0

I have code:

from sklearn.model_selection import KFold, cross_val_predict
from catboost import Pool, CatBoostRegressor, cv
from sklearn.metrics import mean_squared_error
import matplotlib.pyplot as plt
import pandas as pd
import numpy as np
import warnings
warnings.filterwarnings("ignore")
data = pd.read_csv("winemag-data-130k-v2.csv")
data = data.dropna(subset = ['price', 'country'])
x = data.drop(columns = ['points']).fillna(0)
y = data['points']
categorical_features = np.where(x.dtypes == object)[0]
model = CatBoostRegressor(random_seed = 400, iterations = 400)
model.fit(x, y, cat_features = categorical_features)
y_pred = cross_val_predict(model, x, y, cv = KFold(n_splits = 10, shuffle = True, random_state = 0))
print("MSE: {:.2f}".format(mean_squared_error(y, y_pred)))

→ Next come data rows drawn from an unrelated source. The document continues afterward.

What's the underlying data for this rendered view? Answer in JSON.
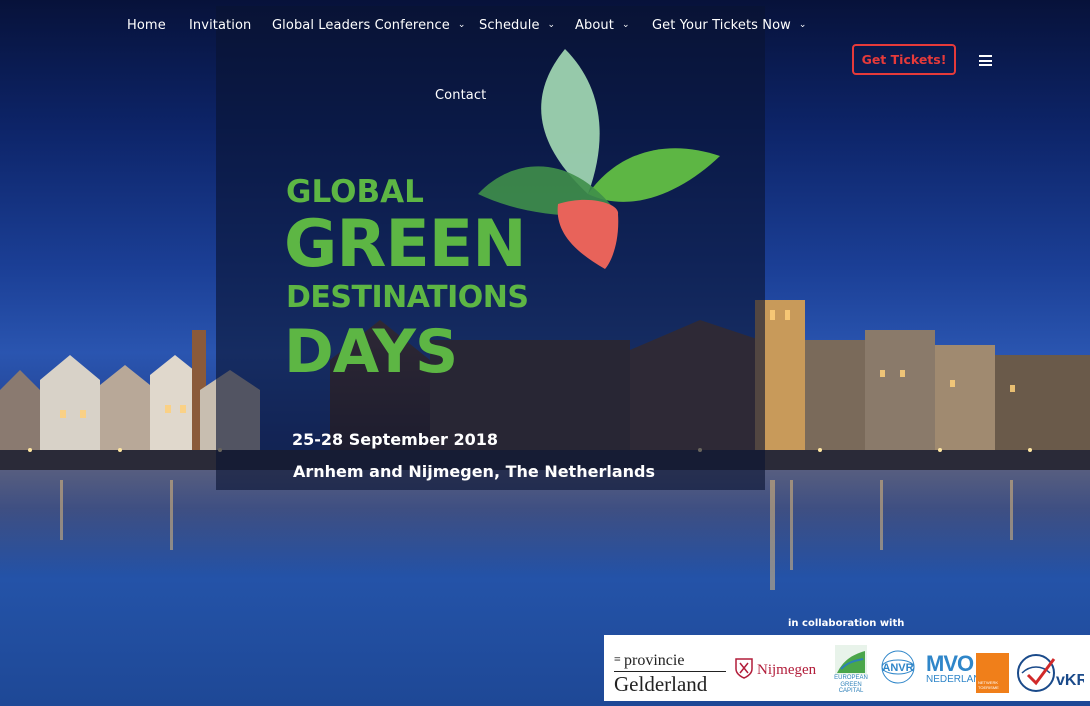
{
  "nav": {
    "items": [
      {
        "label": "Home",
        "has_dropdown": false
      },
      {
        "label": "Invitation",
        "has_dropdown": false
      },
      {
        "label": "Global Leaders Conference",
        "has_dropdown": true
      },
      {
        "label": "Schedule",
        "has_dropdown": true
      },
      {
        "label": "About",
        "has_dropdown": true
      },
      {
        "label": "Get Your Tickets Now",
        "has_dropdown": true
      },
      {
        "label": "Contact",
        "has_dropdown": false
      }
    ],
    "caret_glyph": "⌄",
    "menu_icon": "hamburger-icon"
  },
  "cta": {
    "label": "Get Tickets!",
    "color": "#e63a3a"
  },
  "logo": {
    "line1": "GLOBAL",
    "line2": "GREEN",
    "line3": "DESTINATIONS",
    "line4": "DAYS",
    "color": "#5db644",
    "leaf_colors": [
      "#9ed3b0",
      "#5db644",
      "#3f8f4a",
      "#e8635a"
    ]
  },
  "event": {
    "date": "25-28 September 2018",
    "place": "Arnhem and Nijmegen, The Netherlands"
  },
  "partners": {
    "label": "in collaboration with",
    "items": [
      {
        "name": "provincie Gelderland",
        "line1": "provincie",
        "line2": "Gelderland"
      },
      {
        "name": "Nijmegen",
        "text": "Nijmegen"
      },
      {
        "name": "European Green Capital",
        "text": "EUROPEAN GREEN CAPITAL"
      },
      {
        "name": "ANVR",
        "text": "ANVR"
      },
      {
        "name": "MVO Nederland",
        "line1": "MVO",
        "line2": "NEDERLAND",
        "box_text": "NETWERK TOERISME"
      },
      {
        "name": "vKR",
        "text": "vKR"
      }
    ]
  }
}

An error occurs while executing y_pred:

CatBoostError: Bad value for num_feature[non_default_doc_idx=0,feature_idx=1]="Portugal": Cannot convert 'b'Portugal'' to float

What am I doing wrong?

Nikolay
  • 11
  • 3
  • Please clarify your specific problem or provide additional details to highlight exactly what you need. As it's currently written, it's hard to tell exactly what you're asking. – Community Apr 03 '23 at 01:52

0 Answers0